Local governments have set up entire neighborhoods that function as start-up incubators, like Dream Town in Hangzhou, a city in China’s south that is home to Alibaba and DeepSeek and is known as a hot spot for A.I. talent.
American A.I. systems were built using information from all types of websites, including some that are inaccessible on China’s censored internet, like Reddit and Wikipedia. But Chinese companies need to make sure that any A.I. products used by the general public comply with Beijing’s controls on information. So the government has created data resources that contain approved information for companies to use to train their A.I. systems, like one based on state media articles that is called “the mainstream values corpus.”
Yet Beijing’s industrial policy approach to A.I. has also been inefficient. An abundance of A.I. start-ups are vying for their piece of a cutthroat market, competing to offer their models at low rates to engineers.
This top-down approach also makes it burdensome to shift resources quickly as technology changes. Chinese companies spent years working on A.I. technologies like facial recognition but were caught off-guard by the advances in generative A.I. behind ChatGPT.
4.
Jacob Feldgoise and Hanna Dohmen, “Inside Beijing’s Chipmaking Offensive: Where Is China Gaining Ground?,” CST, 07/14/2025.
Chinese semiconductor manufacturing equipment (SME) companies are gaining market share in several notable technologies, consequently eroding foreign incumbents’ market shares. From 2019 to 2024, Chinese SME firms have made notable gains in equipment used in fabrication—the first stage of chip manufacturing, particularly in chemical mechanical planarization (CMP) tools, dry etch and clean tools, and deposition tools. However, lithography, the most complex tool category, remains a critical constraint for China.

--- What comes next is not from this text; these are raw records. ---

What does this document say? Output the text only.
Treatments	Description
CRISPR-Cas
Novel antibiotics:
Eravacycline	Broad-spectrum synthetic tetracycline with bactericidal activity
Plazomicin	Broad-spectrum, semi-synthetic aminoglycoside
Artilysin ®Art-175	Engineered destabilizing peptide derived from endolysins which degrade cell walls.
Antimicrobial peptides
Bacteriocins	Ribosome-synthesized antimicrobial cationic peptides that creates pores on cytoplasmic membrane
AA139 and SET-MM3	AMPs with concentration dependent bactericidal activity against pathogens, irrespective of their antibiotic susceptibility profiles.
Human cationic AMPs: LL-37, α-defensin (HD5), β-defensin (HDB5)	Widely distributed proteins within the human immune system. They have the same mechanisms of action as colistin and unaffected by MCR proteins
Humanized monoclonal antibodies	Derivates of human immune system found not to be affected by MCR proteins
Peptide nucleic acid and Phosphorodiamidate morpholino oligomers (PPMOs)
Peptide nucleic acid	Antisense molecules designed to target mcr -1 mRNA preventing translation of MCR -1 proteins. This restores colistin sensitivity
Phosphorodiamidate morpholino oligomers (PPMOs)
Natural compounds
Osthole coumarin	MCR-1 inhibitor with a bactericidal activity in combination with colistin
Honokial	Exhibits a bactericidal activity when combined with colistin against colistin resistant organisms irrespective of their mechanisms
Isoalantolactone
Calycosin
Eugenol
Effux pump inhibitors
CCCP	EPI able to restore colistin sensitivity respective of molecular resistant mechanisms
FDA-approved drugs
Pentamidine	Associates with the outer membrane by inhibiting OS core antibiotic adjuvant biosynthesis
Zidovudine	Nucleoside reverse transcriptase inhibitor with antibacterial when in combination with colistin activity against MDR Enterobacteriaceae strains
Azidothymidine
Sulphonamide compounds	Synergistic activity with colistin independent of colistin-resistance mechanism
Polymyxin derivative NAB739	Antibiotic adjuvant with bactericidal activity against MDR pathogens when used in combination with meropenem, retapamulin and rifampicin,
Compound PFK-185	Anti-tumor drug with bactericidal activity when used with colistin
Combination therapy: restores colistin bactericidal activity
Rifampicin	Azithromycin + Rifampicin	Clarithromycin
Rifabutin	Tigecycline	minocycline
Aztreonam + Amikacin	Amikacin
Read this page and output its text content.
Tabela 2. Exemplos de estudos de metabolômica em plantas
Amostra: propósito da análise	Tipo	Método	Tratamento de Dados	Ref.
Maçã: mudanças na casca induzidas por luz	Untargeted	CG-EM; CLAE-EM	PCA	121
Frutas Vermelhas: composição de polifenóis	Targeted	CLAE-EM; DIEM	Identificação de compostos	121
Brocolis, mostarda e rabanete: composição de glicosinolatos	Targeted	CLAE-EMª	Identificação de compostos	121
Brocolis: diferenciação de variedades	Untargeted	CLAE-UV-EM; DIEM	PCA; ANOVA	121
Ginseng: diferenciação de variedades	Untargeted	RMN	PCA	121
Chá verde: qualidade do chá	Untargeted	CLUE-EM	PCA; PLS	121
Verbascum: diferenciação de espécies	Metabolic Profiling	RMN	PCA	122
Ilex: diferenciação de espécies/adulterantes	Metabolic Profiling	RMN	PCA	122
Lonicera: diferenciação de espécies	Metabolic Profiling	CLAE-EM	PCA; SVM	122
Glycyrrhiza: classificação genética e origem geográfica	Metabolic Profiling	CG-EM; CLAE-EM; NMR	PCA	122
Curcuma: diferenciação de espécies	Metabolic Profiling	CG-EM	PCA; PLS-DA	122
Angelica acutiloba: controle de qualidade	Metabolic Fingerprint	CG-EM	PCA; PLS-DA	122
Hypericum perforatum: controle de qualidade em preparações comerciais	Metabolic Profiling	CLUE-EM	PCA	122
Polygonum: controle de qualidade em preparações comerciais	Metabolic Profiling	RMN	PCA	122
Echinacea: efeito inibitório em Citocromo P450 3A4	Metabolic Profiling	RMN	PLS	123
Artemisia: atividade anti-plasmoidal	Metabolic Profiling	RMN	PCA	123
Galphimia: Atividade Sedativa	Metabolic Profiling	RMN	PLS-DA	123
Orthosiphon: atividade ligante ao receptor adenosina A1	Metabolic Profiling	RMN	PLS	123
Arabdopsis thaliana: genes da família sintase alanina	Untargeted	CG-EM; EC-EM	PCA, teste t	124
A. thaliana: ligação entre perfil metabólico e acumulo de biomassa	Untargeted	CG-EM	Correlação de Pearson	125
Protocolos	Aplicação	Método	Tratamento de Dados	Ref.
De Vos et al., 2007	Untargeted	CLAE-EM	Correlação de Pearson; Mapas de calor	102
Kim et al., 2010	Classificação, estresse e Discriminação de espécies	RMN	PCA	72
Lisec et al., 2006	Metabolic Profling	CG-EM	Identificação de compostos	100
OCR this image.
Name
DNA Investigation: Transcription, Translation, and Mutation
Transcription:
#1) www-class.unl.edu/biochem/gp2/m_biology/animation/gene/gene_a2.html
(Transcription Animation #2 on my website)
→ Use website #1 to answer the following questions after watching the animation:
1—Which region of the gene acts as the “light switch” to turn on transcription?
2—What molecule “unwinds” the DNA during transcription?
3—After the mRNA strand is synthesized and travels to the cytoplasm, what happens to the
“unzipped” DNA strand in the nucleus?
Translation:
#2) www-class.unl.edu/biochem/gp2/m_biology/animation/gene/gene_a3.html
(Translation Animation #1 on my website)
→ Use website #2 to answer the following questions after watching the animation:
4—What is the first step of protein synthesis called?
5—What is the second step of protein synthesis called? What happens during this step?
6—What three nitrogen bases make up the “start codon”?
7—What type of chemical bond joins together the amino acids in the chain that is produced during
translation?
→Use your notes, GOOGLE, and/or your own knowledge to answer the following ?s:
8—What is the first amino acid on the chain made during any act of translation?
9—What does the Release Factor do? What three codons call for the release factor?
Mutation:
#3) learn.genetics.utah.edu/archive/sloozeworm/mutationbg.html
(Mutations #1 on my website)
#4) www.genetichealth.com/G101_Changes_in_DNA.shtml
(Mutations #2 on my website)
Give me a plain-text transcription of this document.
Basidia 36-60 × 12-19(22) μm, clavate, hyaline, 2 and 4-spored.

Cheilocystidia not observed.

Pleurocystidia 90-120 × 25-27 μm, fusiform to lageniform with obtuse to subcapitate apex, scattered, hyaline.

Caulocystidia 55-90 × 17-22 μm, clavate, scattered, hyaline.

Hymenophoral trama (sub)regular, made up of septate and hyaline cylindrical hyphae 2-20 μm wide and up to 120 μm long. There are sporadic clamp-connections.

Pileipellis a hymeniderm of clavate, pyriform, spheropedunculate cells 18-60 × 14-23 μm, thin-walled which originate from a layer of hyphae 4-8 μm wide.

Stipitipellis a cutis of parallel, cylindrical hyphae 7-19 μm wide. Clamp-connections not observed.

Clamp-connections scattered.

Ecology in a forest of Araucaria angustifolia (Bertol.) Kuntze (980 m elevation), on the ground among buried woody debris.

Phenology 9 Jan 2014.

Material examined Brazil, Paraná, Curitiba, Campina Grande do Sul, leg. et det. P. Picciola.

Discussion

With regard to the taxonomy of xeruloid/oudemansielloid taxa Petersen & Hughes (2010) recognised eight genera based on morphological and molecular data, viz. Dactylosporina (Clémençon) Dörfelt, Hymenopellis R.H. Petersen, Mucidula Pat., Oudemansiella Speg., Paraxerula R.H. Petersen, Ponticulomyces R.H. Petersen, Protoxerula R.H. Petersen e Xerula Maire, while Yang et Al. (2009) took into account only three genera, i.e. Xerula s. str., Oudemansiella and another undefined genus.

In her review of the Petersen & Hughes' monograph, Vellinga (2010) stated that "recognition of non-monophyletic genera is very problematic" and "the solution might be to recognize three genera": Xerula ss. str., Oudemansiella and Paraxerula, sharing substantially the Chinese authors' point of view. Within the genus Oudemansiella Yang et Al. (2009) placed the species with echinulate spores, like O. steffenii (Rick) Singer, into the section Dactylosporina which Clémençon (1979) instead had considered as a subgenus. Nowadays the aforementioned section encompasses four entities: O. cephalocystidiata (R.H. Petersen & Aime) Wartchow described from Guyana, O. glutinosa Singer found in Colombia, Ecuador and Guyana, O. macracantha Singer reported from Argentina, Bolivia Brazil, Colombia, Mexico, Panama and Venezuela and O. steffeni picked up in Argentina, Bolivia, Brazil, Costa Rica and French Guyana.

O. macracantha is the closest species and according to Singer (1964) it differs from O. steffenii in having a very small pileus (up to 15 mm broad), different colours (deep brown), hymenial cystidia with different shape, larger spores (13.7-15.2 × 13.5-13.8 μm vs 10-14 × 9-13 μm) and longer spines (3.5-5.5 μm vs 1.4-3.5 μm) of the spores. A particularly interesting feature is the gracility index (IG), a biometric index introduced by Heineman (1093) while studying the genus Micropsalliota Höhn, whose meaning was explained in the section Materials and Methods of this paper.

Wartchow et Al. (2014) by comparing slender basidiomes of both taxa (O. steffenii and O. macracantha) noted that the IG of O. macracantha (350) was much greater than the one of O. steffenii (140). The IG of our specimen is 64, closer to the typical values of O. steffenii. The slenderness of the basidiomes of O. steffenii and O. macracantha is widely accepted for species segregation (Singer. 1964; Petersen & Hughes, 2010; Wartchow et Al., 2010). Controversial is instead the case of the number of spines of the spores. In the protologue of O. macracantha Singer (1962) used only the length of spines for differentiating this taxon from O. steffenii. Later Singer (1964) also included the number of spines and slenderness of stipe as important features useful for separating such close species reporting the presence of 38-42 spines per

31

CMP: Hwatsing Technology helped increase China’s market share by eight percentage points (pp) over the five-year period.
Dry etch and clean: China gained parity with Japan in the dry stripping tool market and achieved an eight pp rise in the dry etch market.
Deposition: NAURA, Piotech, and AMEC played a key role in increasing China’s market share in deposition from 2% to 7% over the five-year period.
Lithography: ASML and Nikon continue to control the market, and China’s Shanghai Micro Electronics Equipment (SMEE) has thus far only reached a 4% market share in i-line lithography tools, which are used for legacy chip fabrication.
In assembly, test, and packaging, China is also gaining ground. China’s market share gains in advanced packaging tools may help position the country as an important future player in this stage of the production process, which is becoming increasingly important to AI chip innovations. China’s market share gains in test tools underscores China’s ability to gain a foothold in segments with modest technical barriers.
Advanced packaging: Most advanced packaging tools are fabrication tools specifically designed for the advanced packaging stage of the production process. Over the last five years, Chinese firms’ most pronounced gains in advanced packaging market share occurred in the same equipment classes that propelled their growth in fabrication tools.
Test: Since 2019, Hangzhou Changchuan and AccoTEST have driven China’s market share to almost 70% in linear and discrete test tools and have contributed to solid gains in burn-in and system-on-a-chip (SoC) test tools, while U.S. suppliers ceded ground.